= Solidarité républicaine =

French political society founded in 1848

The Solidarité républicaine, association pour le développement des droits et des intérêts de la démocratie, in English, the "Republican Solidarity, an Association for the Development of the Rights and the Interests of Democracy", was a political society that existed during the Second French Republic, particularly active following the Springtime of the peoples.

== History ==
In November 1848, the Solidarité républicaine was founded in Paris by, most notably, Alexandre Ledru-Rollin, Louis Charles Delescluze, Charels Ferdinand Gambon, and Germain Sarrut for electoral support for Ledru-Rollin in the French presidential election of 1848. Grouping future deputies of The Mountain party and the directors of republican journals and local organizations, it was administered by a general council of 70 members, along with a president Martin Bernard, vice-president Agricol Perdiguier, and secretary general Louis Charles Delescluze. Bernard Mulé was treasurer and engineer, with Léon Tremplier as his vice-treasurer. Charles Dain was also a prominent figure follower of Charles Fourier.

The association aimed to centralize the committee of Paris and the committees of the various departments, buroughs, and towns across France, it saw to consolidate supporters of democracy and assure republican propaganda in election campaigns rather than control campaigns like the Party of Order conservatives.

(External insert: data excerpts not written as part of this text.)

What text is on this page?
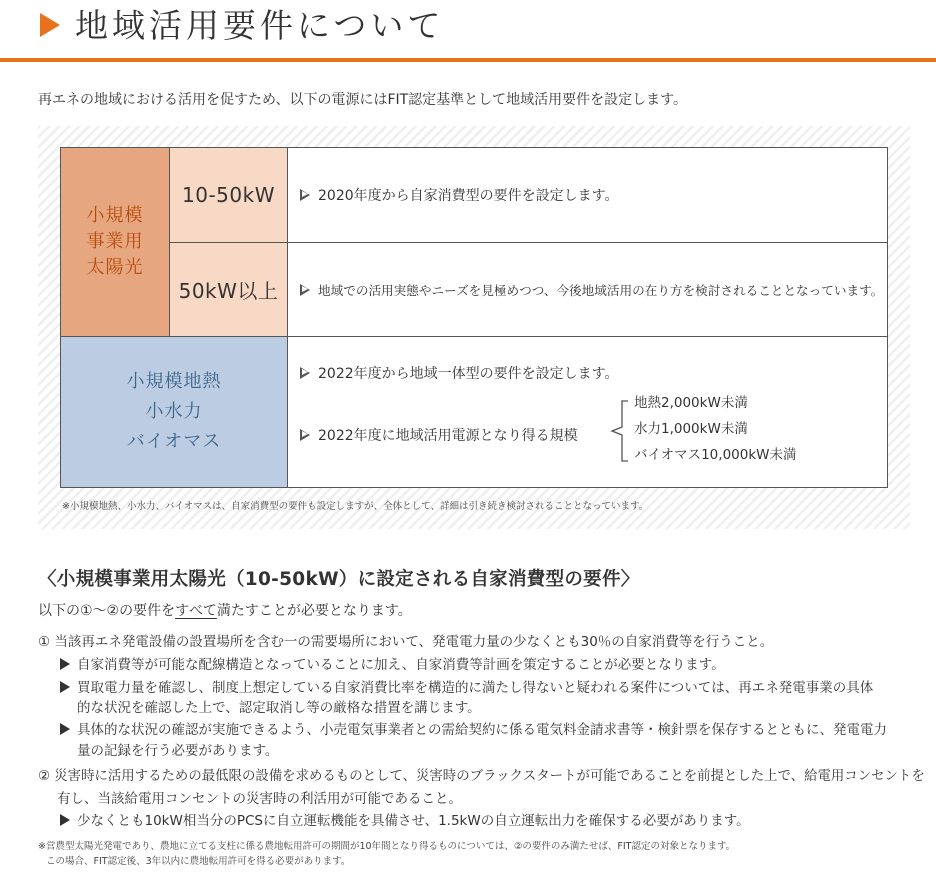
地域活用要件について

再エネの地域における活用を促すため、以下の電源にはFIT認定基準として地域活用要件を設定します。

小規模
事業用
太陽光
10-50kW	2020年度から自家消費型の要件を設定します。
50kW以上	地域での活用実態やニーズを見極めつつ、今後地域活用の在り方を検討されることとなっています。
小規模地熱
小水力
バイオマス
2022年度から地域一体型の要件を設定します。
2022年度に地域活用電源となり得る規模
地熱2,000kW未満
水力1,000kW未満
バイオマス10,000kW未満

※小規模地熱、小水力、バイオマスは、自家消費型の要件も設定しますが、全体として、詳細は引き続き検討されることとなっています。

〈小規模事業用太陽光（10-50kW）に設定される自家消費型の要件〉

以下の①～②の要件をすべて満たすことが必要となります。

① 当該再エネ発電設備の設置場所を含む一の需要場所において、発電電力量の少なくとも30％の自家消費等を行うこと。

自家消費等が可能な配線構造となっていることに加え、自家消費等計画を策定することが必要となります。

買取電力量を確認し、制度上想定している自家消費比率を構造的に満たし得ないと疑われる案件については、再エネ発電事業の具体

的な状況を確認した上で、認定取消し等の厳格な措置を講じます。

具体的な状況の確認が実施できるよう、小売電気事業者との需給契約に係る電気料金請求書等・検針票を保存するとともに、発電電力

量の記録を行う必要があります。

② 災害時に活用するための最低限の設備を求めるものとして、災害時のブラックスタートが可能であることを前提とした上で、給電用コンセントを

有し、当該給電用コンセントの災害時の利活用が可能であること。

少なくとも10kW相当分のPCSに自立運転機能を具備させ、1.5kWの自立運転出力を確保する必要があります。

※営農型太陽光発電であり、農地に立てる支柱に係る農地転用許可の期間が10年間となり得るものについては、②の要件のみ満たせば、FIT認定の対象となります。

この場合、FIT認定後、3年以内に農地転用許可を得る必要があります。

The association headquarters were at 50 Rue du Faubourg-Saint-Denis. Nearby to its main competitor, the Democratic Association of the Friends of the Constitution, founded in the same month by moderate republicans.

The Solidarité républicaine functioned as an earlier form of the Mountain, collecting various radical republican voices during the initial chaos of the Springtime of the peoples. The Court of Cassation declared the association to be illegal, as it was a secret society, by an order from the second republic on the 13th of June, 1848.

During the legislative elections of 1849, the democratic socialists, who were republican radicals and socialists in line with the Solidarité Républicaine, received 180 deputy seats, and Martin Bernard was reëlected. Ultimately it was replaced by the Mountain, itself disbanded in the Coup of 18 Brumaire.